Por outro lado, temos , também, como princípio fundante da ordem jurídica, a Separação dos Poderes.
Desse modo, busca-se fazer uma breve análise acerca do referido princípio – Separação dos Poderes – e sobre a judicialização do Direito; para, a seguir, analisar quais são as limitações impostas ao ativismo judicial no nosso ordenamento jurídico, verificando, por fim, até que ponto pode-se permitir o protagonismo judicial.
2 DESENVOLVIMENTO
Para a análise do questionamento, faz-se uma breve análise da separação dos poderes e da criação jurisprudencial, bem como dos remédios constitucionais aplicáveis em casos de omissão legislativa, bem como das limitações do protagonismo judicial.

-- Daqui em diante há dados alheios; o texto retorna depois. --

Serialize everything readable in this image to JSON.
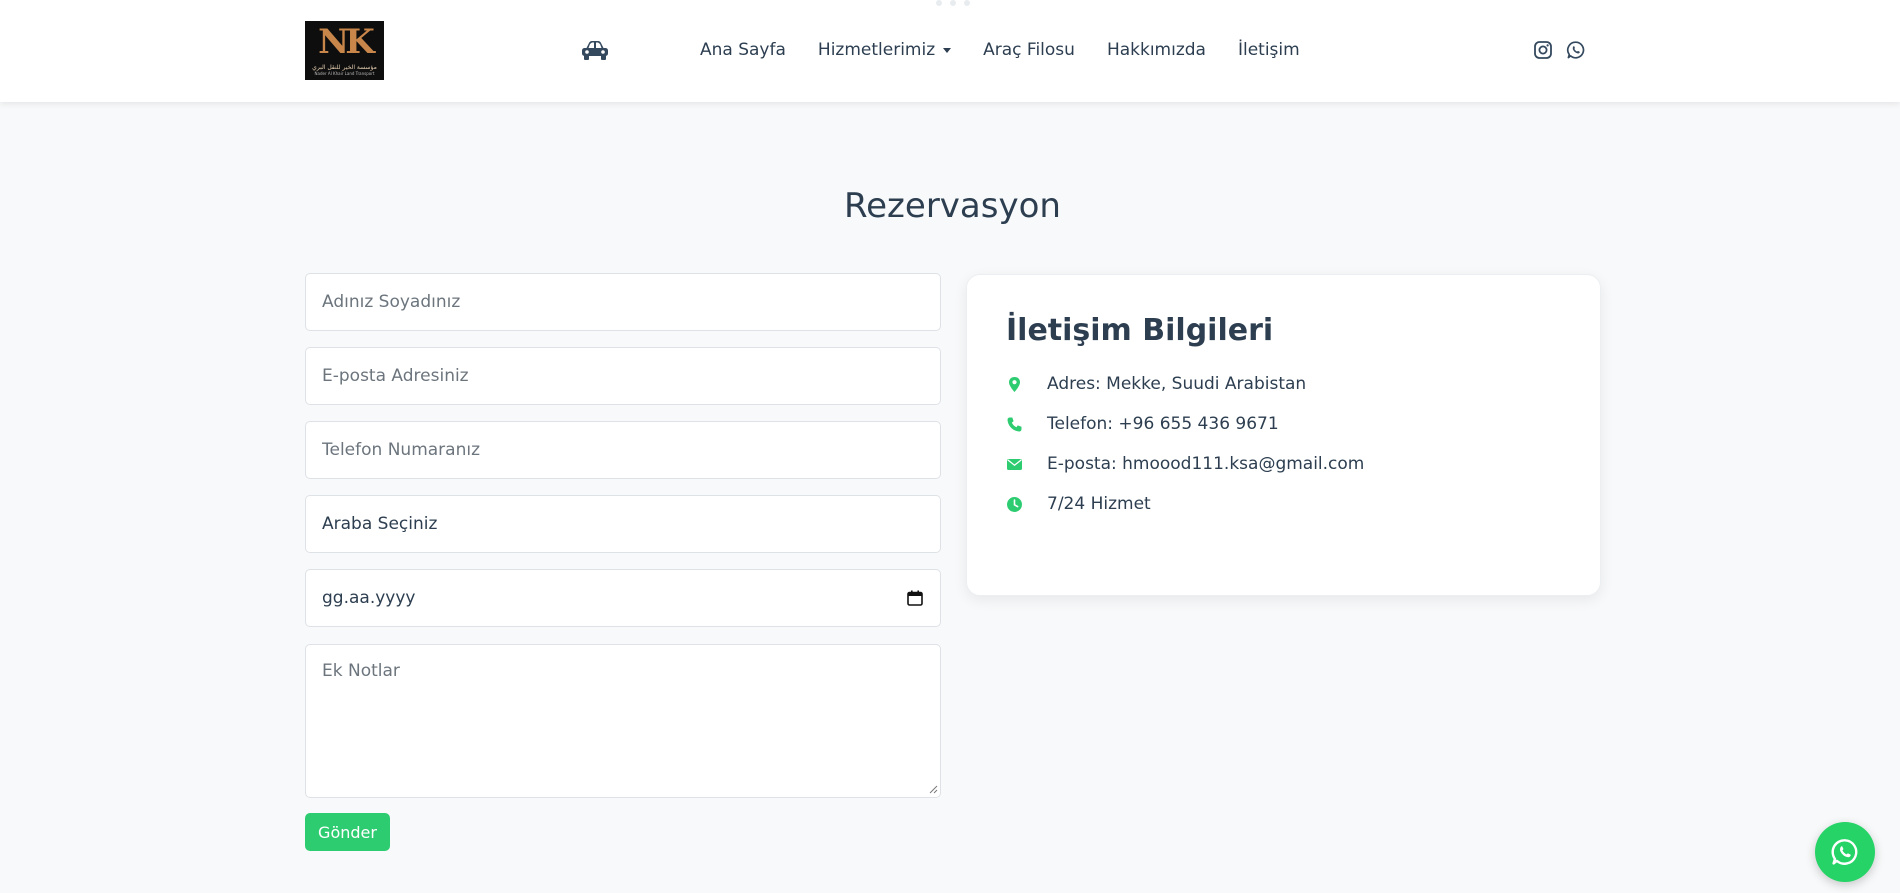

2.1. A QUESTÃO DA SEPARAÇÃO DOS PODERES E A CRIAÇÃO JURISPRUDENCIAL
O artigo 2º, da Carta Magna, traz como cláusula pétrea o Princípio da Separação dos Poderes, estabelecendo a tripartição em Legislativo, Executivo e Judiciário, bem como que os mesmos devem ser independentes e harmônicos entre si.
Michel Temer (2008, p. 120) entende que se equivocam os que utilizam a expressão “tripartição dos poderes”, já que o poder é uno e atributo do Estado, como forma de emanação da soberania.
Assim, devemos entender que o “Poder Estatal é um só, materializado na Constituição, de onde se extrai que a separação das funções deve funcionar como forma de viabilizar a máxima efetividade das normas constitucionais”( FREIRE JR., 2009)
Cada um desses Poderes – Legislativo, Executivo, Judiciário – exercem funções típicas, precípuas – legislar, executar, julgar, mas, também, funções secundárias.
Atualmente, diante da inércia dos demais Poderes, o Judiciário acaba tendo maior atuação, suprindo as lacunas existentes, mediante mecanismos previstos na Carta Política, tais como o mandado de injunção e a ação de inconstitucionalidade por omissão, para permitir a efetivação dos direitos fundamentais, garantindo-se, assim, a supremacia da Constituição.
2.2. DOS REMÉDIOS CONSTITUCIONAIS
Para melhor elucidar a questão, uma breve análise dos institutos constitucionais.
O mandado de injunção foi criado, pelo constituinte de 1988, com o intuito de dar maior efetividade à normas constitucionais, já que muitas vezes há uma inércia do legislador infraconstitucional em regulamentar os direitos decorrentes dessas normas.
A ação direta de inconstitucionalidade por omissão configura-se como uma modalidade de controle abstrato de constitucionalidade, sendo um processo objetivo de guarda do ordenamento constitucional, afetado pela alegada lacuna normativa ou pela existência de um ato normativo reputado insatisfatório ou insuficiente. Não se destina, portanto, à solução de controvérsia entre partes em litígio, operando seus efeitos tão-somente no plano normativo(BARROSO, 2006, p. 220).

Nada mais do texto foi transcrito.